Bei solcher Verfassung erhielten sich lange die alten Sitten und
Tugenden, Treue und Redlichkeit, Gastfreundschaft und Keuschheit
und der feste Mut, der den Tod verachtet. Duller.
2. Die Cimbern und Teutonen.
1. Im Jahre 113 vor Christi Geburt ward in der Stadt Rom die
Kunde erzählt: in den steirischen Alpen steht ein Volk von Riesen und
schüttelt die Waffen; es sind ihrer Dreimalhunderttausend mit trotzigen
Augen, so blau wie der welsche Himmel. Cimbern heißen sie sich selber.

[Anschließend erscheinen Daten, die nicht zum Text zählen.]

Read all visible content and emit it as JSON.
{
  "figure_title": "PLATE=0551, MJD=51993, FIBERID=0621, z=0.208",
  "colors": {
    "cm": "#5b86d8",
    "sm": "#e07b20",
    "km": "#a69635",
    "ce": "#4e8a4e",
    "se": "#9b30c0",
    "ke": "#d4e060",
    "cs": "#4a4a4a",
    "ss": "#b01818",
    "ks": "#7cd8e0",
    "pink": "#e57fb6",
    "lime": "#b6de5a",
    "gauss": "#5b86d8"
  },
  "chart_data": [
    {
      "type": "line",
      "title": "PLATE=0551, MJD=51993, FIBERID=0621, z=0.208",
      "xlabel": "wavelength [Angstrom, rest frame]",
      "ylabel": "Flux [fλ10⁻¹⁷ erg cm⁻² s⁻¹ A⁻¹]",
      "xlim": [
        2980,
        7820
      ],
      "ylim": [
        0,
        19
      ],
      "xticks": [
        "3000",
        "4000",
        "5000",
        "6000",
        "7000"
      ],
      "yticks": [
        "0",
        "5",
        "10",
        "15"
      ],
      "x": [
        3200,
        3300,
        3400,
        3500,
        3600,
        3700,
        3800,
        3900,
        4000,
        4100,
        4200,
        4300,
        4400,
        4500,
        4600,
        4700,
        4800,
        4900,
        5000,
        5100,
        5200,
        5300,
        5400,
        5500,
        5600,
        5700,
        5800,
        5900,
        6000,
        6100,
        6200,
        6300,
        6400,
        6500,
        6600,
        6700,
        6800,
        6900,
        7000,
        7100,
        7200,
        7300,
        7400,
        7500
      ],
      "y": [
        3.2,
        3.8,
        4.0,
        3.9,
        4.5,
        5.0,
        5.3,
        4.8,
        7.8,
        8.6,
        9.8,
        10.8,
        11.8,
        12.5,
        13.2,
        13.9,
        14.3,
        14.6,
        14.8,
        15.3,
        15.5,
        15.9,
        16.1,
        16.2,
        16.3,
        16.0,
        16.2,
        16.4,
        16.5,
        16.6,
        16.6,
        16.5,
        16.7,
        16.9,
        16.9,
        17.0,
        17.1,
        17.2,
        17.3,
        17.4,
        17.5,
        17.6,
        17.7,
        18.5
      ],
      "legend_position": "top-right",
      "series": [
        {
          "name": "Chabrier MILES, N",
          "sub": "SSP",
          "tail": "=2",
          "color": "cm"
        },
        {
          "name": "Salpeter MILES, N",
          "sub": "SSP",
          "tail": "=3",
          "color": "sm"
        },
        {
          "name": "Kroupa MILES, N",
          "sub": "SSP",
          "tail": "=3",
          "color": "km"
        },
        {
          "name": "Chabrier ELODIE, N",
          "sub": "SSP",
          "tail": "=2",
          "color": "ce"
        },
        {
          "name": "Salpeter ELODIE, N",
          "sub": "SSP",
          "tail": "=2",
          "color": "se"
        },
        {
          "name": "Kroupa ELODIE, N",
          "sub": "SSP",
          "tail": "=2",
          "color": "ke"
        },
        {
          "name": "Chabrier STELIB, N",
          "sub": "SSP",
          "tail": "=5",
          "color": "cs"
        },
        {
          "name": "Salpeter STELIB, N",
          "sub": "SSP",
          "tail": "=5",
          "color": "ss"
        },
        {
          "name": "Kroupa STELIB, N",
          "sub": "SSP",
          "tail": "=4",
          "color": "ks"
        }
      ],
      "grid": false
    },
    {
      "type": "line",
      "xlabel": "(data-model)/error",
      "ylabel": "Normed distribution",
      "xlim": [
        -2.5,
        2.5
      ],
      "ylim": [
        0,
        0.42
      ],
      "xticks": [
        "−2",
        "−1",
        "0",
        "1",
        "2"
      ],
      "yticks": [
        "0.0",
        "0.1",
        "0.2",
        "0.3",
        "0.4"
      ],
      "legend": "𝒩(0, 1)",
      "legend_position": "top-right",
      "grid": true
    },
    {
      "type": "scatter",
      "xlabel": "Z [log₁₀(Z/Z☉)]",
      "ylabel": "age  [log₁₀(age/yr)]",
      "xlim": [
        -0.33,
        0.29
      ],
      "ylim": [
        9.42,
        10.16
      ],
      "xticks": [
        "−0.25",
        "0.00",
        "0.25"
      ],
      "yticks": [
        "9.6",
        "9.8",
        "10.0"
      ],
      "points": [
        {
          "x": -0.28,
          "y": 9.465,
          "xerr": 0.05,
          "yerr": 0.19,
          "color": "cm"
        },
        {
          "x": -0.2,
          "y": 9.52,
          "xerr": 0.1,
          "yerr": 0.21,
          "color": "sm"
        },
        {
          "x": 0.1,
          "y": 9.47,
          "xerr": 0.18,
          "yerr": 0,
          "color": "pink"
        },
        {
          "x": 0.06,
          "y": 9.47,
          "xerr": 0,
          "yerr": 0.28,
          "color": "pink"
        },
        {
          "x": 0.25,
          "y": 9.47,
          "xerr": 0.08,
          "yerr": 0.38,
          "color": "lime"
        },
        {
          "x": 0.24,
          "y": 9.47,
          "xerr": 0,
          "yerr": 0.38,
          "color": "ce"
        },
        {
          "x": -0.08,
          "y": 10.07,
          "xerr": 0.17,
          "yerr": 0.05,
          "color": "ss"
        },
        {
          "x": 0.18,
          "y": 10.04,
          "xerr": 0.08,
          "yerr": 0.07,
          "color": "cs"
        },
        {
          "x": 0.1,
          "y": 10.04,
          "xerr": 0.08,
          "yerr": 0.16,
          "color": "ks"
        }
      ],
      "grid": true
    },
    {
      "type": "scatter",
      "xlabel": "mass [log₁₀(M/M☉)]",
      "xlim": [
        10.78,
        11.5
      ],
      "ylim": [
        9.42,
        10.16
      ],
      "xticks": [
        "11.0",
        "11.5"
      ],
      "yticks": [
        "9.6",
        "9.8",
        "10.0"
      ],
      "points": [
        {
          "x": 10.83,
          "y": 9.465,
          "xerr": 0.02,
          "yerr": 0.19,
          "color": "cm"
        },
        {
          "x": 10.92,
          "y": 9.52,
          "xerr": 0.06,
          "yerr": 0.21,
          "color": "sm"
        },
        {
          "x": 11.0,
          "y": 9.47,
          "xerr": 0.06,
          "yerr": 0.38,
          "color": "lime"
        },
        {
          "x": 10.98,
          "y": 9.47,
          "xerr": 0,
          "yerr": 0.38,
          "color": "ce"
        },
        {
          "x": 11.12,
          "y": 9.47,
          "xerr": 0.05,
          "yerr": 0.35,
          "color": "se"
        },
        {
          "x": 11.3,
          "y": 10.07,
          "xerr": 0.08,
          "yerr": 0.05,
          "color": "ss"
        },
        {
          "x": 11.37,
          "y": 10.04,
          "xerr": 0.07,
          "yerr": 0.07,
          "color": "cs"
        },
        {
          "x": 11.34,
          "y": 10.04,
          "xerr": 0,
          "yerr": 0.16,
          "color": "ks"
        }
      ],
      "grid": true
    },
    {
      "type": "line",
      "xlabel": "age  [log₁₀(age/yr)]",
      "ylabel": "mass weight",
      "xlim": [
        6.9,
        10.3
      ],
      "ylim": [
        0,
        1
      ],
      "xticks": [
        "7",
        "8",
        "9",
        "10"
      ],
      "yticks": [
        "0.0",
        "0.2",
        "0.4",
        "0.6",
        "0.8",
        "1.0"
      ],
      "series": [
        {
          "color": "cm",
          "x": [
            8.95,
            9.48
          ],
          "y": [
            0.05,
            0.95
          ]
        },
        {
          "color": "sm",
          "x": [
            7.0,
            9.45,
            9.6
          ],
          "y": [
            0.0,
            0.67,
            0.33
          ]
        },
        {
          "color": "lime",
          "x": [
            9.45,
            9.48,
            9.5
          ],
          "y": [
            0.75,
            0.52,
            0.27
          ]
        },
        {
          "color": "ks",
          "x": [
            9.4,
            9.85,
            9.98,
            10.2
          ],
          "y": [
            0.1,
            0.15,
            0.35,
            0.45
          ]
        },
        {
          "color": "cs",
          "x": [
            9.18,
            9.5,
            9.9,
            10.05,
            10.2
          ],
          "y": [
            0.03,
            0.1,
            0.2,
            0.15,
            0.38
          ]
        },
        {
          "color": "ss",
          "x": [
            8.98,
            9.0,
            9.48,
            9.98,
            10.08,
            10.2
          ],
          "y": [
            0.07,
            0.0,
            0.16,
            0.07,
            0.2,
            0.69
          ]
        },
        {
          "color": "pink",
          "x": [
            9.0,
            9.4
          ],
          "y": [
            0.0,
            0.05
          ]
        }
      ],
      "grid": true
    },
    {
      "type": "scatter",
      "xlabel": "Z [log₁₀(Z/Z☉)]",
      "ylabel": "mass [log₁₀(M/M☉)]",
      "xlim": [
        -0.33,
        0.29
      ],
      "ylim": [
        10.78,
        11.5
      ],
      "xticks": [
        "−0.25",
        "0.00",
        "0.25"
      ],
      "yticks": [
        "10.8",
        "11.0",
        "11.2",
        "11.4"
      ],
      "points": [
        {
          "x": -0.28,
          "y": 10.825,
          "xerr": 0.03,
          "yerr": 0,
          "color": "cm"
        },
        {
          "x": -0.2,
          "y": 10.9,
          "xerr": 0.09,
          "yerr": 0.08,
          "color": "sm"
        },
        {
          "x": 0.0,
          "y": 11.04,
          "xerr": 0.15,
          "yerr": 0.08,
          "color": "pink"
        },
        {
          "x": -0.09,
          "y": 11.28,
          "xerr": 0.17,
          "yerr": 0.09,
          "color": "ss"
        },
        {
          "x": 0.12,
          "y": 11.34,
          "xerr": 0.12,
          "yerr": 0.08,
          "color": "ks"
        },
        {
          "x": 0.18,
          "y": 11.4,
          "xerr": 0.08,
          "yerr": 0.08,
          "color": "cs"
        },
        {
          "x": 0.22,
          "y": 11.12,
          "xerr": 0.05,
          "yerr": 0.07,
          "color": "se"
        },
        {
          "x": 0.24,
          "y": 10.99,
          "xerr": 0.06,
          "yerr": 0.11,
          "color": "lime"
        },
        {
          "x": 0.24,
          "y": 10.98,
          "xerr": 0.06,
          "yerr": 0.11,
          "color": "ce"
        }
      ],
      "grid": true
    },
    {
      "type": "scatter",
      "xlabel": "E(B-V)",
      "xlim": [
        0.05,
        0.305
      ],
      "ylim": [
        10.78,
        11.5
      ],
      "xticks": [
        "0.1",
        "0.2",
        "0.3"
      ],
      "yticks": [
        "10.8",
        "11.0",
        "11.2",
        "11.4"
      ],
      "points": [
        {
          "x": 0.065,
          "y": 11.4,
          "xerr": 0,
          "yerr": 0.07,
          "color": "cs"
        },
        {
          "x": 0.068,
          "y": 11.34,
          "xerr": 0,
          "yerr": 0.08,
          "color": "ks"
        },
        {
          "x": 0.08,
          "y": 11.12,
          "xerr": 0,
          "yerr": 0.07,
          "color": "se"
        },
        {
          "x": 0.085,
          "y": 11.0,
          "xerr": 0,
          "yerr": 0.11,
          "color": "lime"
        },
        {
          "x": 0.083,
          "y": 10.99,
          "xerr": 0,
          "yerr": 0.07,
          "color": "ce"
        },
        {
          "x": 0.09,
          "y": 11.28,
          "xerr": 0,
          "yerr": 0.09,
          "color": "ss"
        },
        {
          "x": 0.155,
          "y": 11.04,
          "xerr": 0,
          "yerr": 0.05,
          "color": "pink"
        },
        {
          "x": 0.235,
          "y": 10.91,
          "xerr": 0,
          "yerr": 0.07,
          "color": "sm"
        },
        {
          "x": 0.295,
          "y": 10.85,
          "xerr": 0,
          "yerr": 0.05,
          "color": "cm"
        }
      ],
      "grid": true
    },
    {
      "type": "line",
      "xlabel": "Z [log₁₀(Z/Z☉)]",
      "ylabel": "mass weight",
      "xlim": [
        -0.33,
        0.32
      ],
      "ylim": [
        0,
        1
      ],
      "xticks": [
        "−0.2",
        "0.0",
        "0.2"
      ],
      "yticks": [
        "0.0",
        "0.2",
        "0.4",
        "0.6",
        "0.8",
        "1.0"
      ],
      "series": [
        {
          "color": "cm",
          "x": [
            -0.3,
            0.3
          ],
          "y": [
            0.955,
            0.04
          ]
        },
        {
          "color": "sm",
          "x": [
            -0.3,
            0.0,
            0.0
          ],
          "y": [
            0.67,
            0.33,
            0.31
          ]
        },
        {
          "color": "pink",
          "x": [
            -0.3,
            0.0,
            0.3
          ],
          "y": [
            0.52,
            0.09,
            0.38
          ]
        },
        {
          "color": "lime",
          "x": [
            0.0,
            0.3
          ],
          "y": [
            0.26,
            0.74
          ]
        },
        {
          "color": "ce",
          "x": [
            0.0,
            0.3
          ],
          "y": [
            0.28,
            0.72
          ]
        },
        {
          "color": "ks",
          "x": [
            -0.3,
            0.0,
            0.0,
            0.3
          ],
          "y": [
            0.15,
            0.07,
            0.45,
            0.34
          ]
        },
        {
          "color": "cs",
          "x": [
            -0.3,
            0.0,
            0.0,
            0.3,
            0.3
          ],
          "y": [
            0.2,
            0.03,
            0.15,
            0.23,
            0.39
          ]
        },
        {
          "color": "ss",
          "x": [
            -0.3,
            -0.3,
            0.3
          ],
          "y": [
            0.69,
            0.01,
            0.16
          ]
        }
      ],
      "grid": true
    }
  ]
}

Weither von Mitternacht, wo es nie Frühling wird, sind sie gekommen;
dort hat das Meer ihr Land verschlungen, und jetzt gelüstet es sie nach
dem schönen Italien. Da war in Rom große Besorgnis, und in Eile
führte der Cónsul Papirius Carbo ein Heer gegen die Cimbern; er traf
sie im Alpenlande, im heutigen Steiermark. Sie ließen aber ihm durch
Gesandte sagen: „Wir sind nicht gekommen, um mit dir zu streiten; nach
dem Lande Gallien wollen wir ziehen, darum laß uns ehrlich Frieden
halten und gieb uns Wegweiser." Der Römer versprach's, doch gab er
ihnen falsche Führer und überfiel das fremde Volk in der Nacht, da es
schlief, denn er hielt's für das Sicherste, sie in den Alpen aufzureiben. Aber
die Cimbern sprangen auf, schrieen um Rache und erschlugen im Grimme
das ganze römische Heer bis auf wenige; dann zogen sie weiter, um sich
in Gallien niederzulassen. Die Römer schickten acht Jahre hinter einander
Heere, erlitten aber immer Niederlagen; ja zuletzt, an der Rhone, erschlugen
die mit den Cimbern verwandten Teutonen 80 000 Soldaten und 40000
Troßleute der Römer und ihrer Bundesgenossen; alle Verwundeten und
Gefangenen brachten sie um, und die ganze Beute warfen sie, als den
Göttern geweiht, in die Rhone; nur zehn Männer entrannen und brachten
die Schreckensbotschaft nach Rom. Da war großes Wehklagen und noch
größeres Entsetzen in ganz Welschland. Keiner mochte gegen die Deutschen
ins Feld ziehen, und jeder glaubte, das Ende der römischen Herrschaft sei
da. Die Sieger aber, anstatt in Welschland einzuziehen, zogen gen Spanien
und versäumten damit die rechte Zeit.
Denn während dieser Zeit war in Rom Casus Marius zum Feld¬
herrn gewählt worden, ein rauher Mann, aber ein Abgott der Soldaten.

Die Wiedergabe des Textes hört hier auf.